ANTHROPOLOGY/ASIAN STUDIES 338:

VISUAL ANTHROPOLOGY OF MODERN JAPAN

Instructor: Richard Chalfen, Department of Anthropology
Office: 224 Gladfelter Hall -- 204-1413
Class: Wednesday, 2:40-5:10 PM

This course offers an anthropological approach to systems of visual communication that are central to understanding Japanese society and culture. Themes and perspectives from visual anthropology will be applied to visual sign systems of everyday life (writing, clothes, food, etc.), to the prevalence and influences of popular culture emphasizing mass mediated forms as manga (comic books), advertisements, etc. The course will also include ethnographic films about Japanese culture as well a review of how Japanese culture is communicated to mass audiences through classic and contemporary feature films as well as network television. We will try to "unpack" or "unwrap" some of the stereotypic reductions common to superficial knowledge of Japan and Japanese culture. The course aims to explore the visual basis of Japanese society and culture through principles grounded in visual anthropology, or, as we approach this subject at Temple, through an integration of theoretical concerns central to both culture and visual communication.

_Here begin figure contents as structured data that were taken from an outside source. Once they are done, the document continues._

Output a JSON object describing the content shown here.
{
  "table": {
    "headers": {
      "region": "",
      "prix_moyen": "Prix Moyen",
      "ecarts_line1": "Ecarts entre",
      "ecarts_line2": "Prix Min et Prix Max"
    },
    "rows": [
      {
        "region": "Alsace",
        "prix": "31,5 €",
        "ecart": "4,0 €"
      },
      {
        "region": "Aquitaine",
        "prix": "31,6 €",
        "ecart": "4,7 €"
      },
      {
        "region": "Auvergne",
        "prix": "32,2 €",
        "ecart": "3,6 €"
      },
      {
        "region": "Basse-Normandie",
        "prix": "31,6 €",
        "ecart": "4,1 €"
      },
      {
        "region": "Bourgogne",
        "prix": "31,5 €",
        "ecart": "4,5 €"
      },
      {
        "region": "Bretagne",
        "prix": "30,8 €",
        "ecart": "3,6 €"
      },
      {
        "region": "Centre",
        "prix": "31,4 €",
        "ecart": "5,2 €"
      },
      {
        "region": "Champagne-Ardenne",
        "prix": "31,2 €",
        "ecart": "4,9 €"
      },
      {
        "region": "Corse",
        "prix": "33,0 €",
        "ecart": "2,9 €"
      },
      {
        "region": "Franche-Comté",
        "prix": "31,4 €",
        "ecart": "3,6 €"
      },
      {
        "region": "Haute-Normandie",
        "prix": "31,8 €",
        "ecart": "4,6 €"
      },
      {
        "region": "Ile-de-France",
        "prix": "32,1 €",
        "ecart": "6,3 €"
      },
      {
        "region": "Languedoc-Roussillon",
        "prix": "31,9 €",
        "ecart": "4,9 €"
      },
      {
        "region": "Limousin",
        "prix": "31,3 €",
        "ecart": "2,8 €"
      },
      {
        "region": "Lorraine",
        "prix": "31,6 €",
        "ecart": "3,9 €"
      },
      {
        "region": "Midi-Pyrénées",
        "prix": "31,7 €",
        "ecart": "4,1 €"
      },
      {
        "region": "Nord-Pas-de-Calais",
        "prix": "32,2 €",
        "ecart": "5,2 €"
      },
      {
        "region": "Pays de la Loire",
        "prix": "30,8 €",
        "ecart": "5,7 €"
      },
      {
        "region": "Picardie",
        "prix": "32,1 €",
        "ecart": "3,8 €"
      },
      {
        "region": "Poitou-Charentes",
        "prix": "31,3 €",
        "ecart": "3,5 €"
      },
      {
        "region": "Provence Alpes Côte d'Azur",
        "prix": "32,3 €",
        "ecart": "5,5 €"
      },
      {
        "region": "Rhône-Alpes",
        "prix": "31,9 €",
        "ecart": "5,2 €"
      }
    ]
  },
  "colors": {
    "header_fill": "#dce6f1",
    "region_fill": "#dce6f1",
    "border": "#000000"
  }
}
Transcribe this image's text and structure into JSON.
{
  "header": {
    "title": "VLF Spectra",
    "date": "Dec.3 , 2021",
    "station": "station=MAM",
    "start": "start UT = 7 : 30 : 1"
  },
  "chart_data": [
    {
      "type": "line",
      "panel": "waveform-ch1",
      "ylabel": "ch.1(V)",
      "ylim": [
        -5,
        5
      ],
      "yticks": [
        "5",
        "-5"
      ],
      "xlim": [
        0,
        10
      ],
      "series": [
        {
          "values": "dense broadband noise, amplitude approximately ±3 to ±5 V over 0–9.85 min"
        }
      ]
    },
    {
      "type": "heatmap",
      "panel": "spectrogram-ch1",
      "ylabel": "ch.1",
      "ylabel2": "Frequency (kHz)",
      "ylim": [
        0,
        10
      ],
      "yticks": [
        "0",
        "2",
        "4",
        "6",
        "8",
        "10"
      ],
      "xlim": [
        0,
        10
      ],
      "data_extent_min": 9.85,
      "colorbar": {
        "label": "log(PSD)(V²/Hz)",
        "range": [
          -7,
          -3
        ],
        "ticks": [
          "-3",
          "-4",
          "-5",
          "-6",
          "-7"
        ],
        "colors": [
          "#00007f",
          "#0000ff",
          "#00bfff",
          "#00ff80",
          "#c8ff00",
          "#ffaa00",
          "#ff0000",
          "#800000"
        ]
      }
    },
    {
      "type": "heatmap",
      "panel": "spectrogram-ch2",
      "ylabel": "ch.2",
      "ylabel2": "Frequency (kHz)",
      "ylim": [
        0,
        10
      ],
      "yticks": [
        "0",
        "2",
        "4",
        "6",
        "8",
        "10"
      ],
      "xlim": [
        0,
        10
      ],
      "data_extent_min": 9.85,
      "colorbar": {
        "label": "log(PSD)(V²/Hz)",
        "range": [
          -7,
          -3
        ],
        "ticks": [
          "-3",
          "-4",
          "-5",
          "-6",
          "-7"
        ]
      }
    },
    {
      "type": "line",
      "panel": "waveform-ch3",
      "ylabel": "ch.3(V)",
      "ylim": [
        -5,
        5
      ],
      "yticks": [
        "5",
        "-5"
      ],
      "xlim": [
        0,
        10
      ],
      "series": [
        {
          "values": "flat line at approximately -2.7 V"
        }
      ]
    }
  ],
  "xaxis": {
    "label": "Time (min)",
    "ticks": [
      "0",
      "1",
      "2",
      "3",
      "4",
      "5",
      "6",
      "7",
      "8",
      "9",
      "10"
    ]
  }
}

Students will understand better how a visual anthropologist would seek to study and "know" another culture, specifically Japan -- what would be looked at and what methods would be most suitable to see what has been "made to be seen."

Each student will be evaluated through a late midterm exam and a term project as well as short quizzes and/or essays based on observational exercises. The course should appeal to students in Visual/Cultural Anthropology, Asian Studies, Mass Communication as well as Film and Media Arts (FMA).

Required/Suggested Texts:

In Praise of Shadows by Jun’ichiro Tanizaki, Stony Creek, CT: Leete’s Island Books, 1977 (1933).
Geisha, Gangster, Neighbor, Nun [or Public People, Private People, 1996]by Donald Richie, Tokyo: Kodansha              International, 1987,
Cinematographic Theory and New Dimensions in Ethnographic Film edited by Paul Hockings and Yasuhiro Omori,              Senri Ethnological Studies, No. 24 (1988), Osaka JP: National Museum of Ethnology;
Wrapping Culture--Politeness, Presentation and Power in Japan by Joy Hendry, Oxford: Clarendon Press, 1993.
A Lateral View -- Essays on Contemporary Japan by Donald Richie, Tokyo: The Japan Times, 1987.
Picturing Japaneseness by Darrell Davis, 1997.
Cinematic Landscapes: Observations on the Visual Arts and Cinema of China and Japan ed. by L. C. Ehrlich & D.              Dresser, Univ. Texas Press, ‘94.